Former Australian Prime Minister Kevin Rudd said he has good working relations with his successor Julia Gillard and is trying to help the governing Labor Party win elections due next year.

“It’s a good professional working relationship,” Rudd, who was ousted by Gillard in a party room coup in 2010, said in an interview with Bloomberg News in Singapore. “My job as a member of Parliament is to support the government’s selling of its message.”

Rudd enjoyed record-high popularity early in his 31 months in office after defeating John Howard’s Liberal-National coalition government in 2007. He was toppled amid complaints about his autocratic style and in February lost a leadership ballot in which he tried to reclaim the prime minister job from Gillard.

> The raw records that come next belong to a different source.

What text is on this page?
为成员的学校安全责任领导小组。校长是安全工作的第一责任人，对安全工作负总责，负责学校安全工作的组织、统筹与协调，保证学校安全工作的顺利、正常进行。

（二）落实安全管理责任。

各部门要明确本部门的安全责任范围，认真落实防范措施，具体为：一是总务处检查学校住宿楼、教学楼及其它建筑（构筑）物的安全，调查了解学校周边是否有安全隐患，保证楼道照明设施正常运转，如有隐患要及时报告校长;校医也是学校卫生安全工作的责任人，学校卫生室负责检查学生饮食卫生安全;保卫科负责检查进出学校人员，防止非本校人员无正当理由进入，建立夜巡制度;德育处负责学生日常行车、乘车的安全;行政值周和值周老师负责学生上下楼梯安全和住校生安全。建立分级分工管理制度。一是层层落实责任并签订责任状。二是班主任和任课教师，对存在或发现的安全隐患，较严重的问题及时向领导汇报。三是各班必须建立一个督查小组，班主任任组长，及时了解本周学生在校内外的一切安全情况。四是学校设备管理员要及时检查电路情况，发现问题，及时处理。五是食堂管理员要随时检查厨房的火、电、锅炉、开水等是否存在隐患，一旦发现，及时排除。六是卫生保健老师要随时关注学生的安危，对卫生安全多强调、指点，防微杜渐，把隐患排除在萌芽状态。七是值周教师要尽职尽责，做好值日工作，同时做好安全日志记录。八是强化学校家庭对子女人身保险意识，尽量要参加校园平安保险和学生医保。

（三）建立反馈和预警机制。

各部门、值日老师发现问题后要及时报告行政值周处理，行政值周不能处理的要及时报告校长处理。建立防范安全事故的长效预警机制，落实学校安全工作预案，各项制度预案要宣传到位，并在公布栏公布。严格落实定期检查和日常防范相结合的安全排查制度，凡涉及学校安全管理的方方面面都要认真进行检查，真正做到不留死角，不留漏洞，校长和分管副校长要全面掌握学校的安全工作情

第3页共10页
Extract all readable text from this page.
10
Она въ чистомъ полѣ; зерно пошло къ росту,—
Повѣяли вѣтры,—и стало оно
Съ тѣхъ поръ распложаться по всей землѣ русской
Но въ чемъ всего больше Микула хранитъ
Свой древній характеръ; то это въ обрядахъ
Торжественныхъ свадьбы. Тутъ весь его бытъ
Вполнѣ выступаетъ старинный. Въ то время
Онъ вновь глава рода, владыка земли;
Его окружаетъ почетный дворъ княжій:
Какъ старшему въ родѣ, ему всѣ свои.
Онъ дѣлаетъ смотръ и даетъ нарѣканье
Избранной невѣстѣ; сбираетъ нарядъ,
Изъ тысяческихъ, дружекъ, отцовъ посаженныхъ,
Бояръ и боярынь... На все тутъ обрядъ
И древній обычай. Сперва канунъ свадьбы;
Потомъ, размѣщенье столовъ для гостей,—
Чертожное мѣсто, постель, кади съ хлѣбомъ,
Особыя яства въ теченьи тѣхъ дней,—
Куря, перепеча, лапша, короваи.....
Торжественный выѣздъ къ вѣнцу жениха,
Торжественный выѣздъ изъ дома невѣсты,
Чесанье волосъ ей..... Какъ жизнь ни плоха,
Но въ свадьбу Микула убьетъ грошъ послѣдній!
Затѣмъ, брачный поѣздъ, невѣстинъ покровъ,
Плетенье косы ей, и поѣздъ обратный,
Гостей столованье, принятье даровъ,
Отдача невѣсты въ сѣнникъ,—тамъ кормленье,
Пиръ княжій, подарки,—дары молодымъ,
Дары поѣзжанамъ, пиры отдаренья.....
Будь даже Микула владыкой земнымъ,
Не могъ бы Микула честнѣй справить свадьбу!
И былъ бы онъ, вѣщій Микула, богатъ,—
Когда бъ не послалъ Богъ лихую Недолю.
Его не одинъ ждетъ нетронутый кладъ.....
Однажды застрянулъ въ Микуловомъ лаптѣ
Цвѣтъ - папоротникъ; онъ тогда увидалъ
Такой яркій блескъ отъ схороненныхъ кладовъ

Support for the Labor government climbed to an 18-month high in an opinion poll published this week. Labor’s primary vote rose 3 percentage points to 36 percent, while Tony Abbott’s Liberal-National coalition slid 5 points to 41 percent, according to a Newspoll survey published in the Australian newspaper Sept. 17.

Rudd, who attended the Singapore Global Dialogue conference, said Labor had become “increasingly successful” in articulating what an Abbott-led government would mean for Australia.

That would include cutting public service jobs, “gutting health and gutting education, and not having a credible economic strategy for the country once the mining boom is over,” he said.